Enquiries have clearly improved since the beginning of the year. More recently, anecdotal evidence suggests that turnover has also started to improve, although this has yet to show up in real estate statistics. The improvement has been gradual and largely a delayed seasonal effect. Nevertheless, having come off a very low base, it has been welcomed with open arms by those involved in the industry.
House price expectations also improved, up from a net 7% in the previous quarter to 17% in the current quarter. In the month of January a net 24% of respondents were expecting house prices to rise during the next 12 months. However, almost half of all respondents expected stability in house prices rather than gains, a realistic expectation”.
ASB BANK Senior Economist Rozanna Wozniak warns that people should not be expecting house prices to rise in any great hurry. “Recent signs of an improvement in confidence and activity should merely put us in a better position to carry us through the usual, slower winter period, allowing house prices to remain relatively stable.”

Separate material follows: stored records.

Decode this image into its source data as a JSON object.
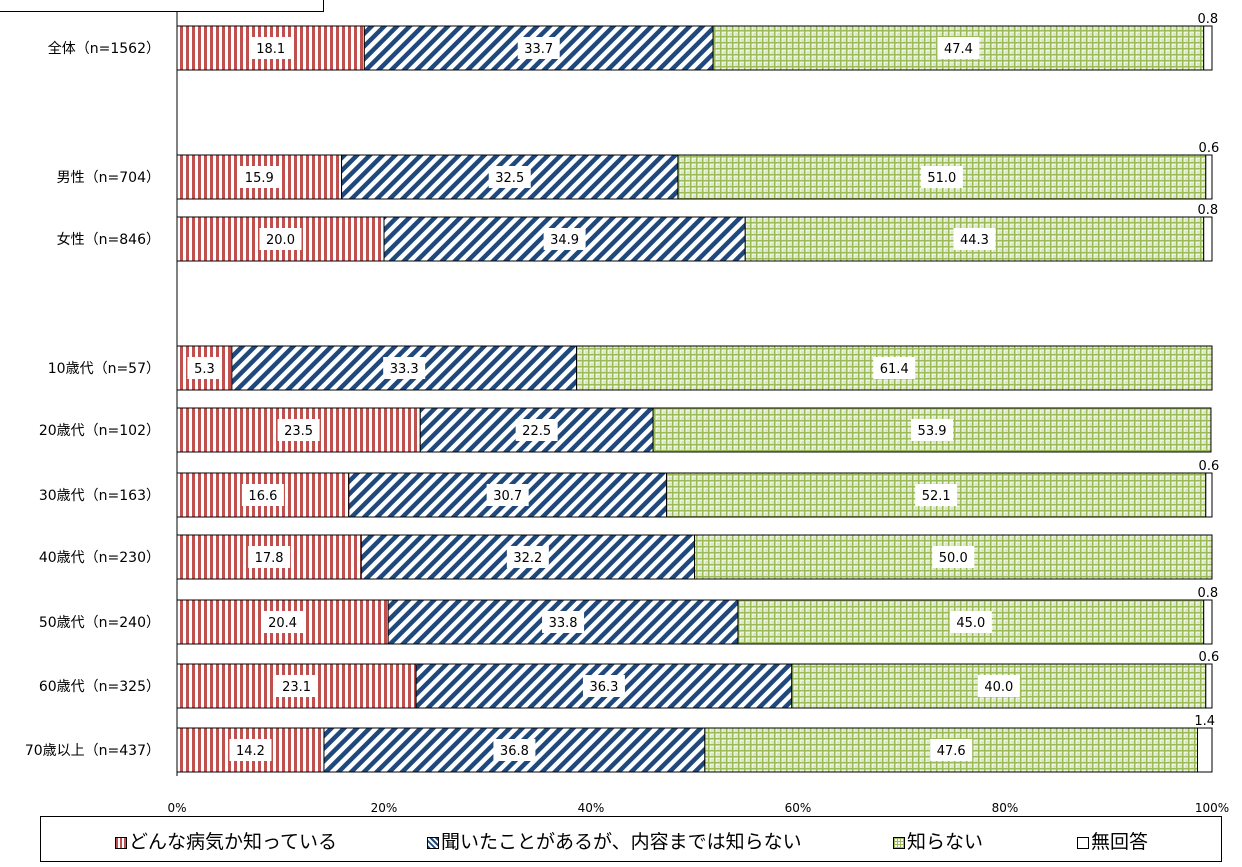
{
  "header": {
    "question": ""
  },
  "chart_data": {
    "type": "bar",
    "orientation": "horizontal",
    "stacked": "percent",
    "categories": [
      "全体（n=1562）",
      "男性（n=704）",
      "女性（n=846）",
      "10歳代（n=57）",
      "20歳代（n=102）",
      "30歳代（n=163）",
      "40歳代（n=230）",
      "50歳代（n=240）",
      "60歳代（n=325）",
      "70歳以上（n=437）"
    ],
    "series": [
      {
        "name": "どんな病気か知っている",
        "values": [
          18.1,
          15.9,
          20.0,
          5.3,
          23.5,
          16.6,
          17.8,
          20.4,
          23.1,
          14.2
        ],
        "color": "#c0504d",
        "pattern": "vertical-stripes"
      },
      {
        "name": "聞いたことがあるが、内容までは知らない",
        "values": [
          33.7,
          32.5,
          34.9,
          33.3,
          22.5,
          30.7,
          32.2,
          33.8,
          36.3,
          36.8
        ],
        "color": "#1f497d",
        "pattern": "diagonal-stripes"
      },
      {
        "name": "知らない",
        "values": [
          47.4,
          51.0,
          44.3,
          61.4,
          53.9,
          52.1,
          50.0,
          45.0,
          40.0,
          47.6
        ],
        "color": "#9bbb59",
        "pattern": "grid"
      },
      {
        "name": "無回答",
        "values": [
          0.8,
          0.6,
          0.8,
          null,
          null,
          0.6,
          null,
          0.8,
          0.6,
          1.4
        ],
        "color": "#ffffff",
        "pattern": "none"
      }
    ],
    "value_labels": {
      "s0": [
        "18.1",
        "15.9",
        "20.0",
        "5.3",
        "23.5",
        "16.6",
        "17.8",
        "20.4",
        "23.1",
        "14.2"
      ],
      "s1": [
        "33.7",
        "32.5",
        "34.9",
        "33.3",
        "22.5",
        "30.7",
        "32.2",
        "33.8",
        "36.3",
        "36.8"
      ],
      "s2": [
        "47.4",
        "51.0",
        "44.3",
        "61.4",
        "53.9",
        "52.1",
        "50.0",
        "45.0",
        "40.0",
        "47.6"
      ],
      "s3": [
        "0.8",
        "0.6",
        "0.8",
        "",
        "",
        "0.6",
        "",
        "0.8",
        "0.6",
        "1.4"
      ]
    },
    "x_ticks": [
      "0%",
      "20%",
      "40%",
      "60%",
      "80%",
      "100%"
    ],
    "xlim": [
      0,
      100
    ],
    "legend_position": "bottom",
    "grid": false
  }
}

The fact that house prices remained stable during the second half of last year despite very weak real estate turnover was encouraging. According to Quotable Value’s latest index, house prices edged down only 0.1% in each of the September and December quarters, a better result than most people had been expecting.
However there were divergences within this national average. House prices in smaller cities generally rose slightly, but weakened slightly in the larger ones. This appears to reflect both the ongoing over-supply issues that have faced the main centres, and the fact that smaller cities are probably in a better position to benefit from the strength of the rural economy.
The trend of new homes selling better than existing homes continued, with mid to upper priced homes also selling better than lower priced ones. Investors have continued to avoid lower priced homes due to concerns over the flow-on effects of recent cuts to state sector rents.
Supply issues are expected to continue to place a solid cap on house prices. Although dwelling consents have fallen sharply, so has growth in the population during recent years.
The recent improvement in confidence should be sustained through the winter months with the help of a much improved interest rate outlook. Interest rates are expected to gradually fall, a significant turnaround compared to only a couple of months ago when the Reserve Bank was warning of further significant rises.
Lower interest rates in the coming year are expected to be concentrated in floating mortgage rates and short term fixed rates, their timing dependent largely on the Reserve Bank’s willingness to cut the Official Cash Rate. Given a slowing global economy and NZ’s reliance on exports, enough doubt surrounds our own economy’s ability to sustain its current momentum to warrant a gradual downward move in the Official Cash Rate.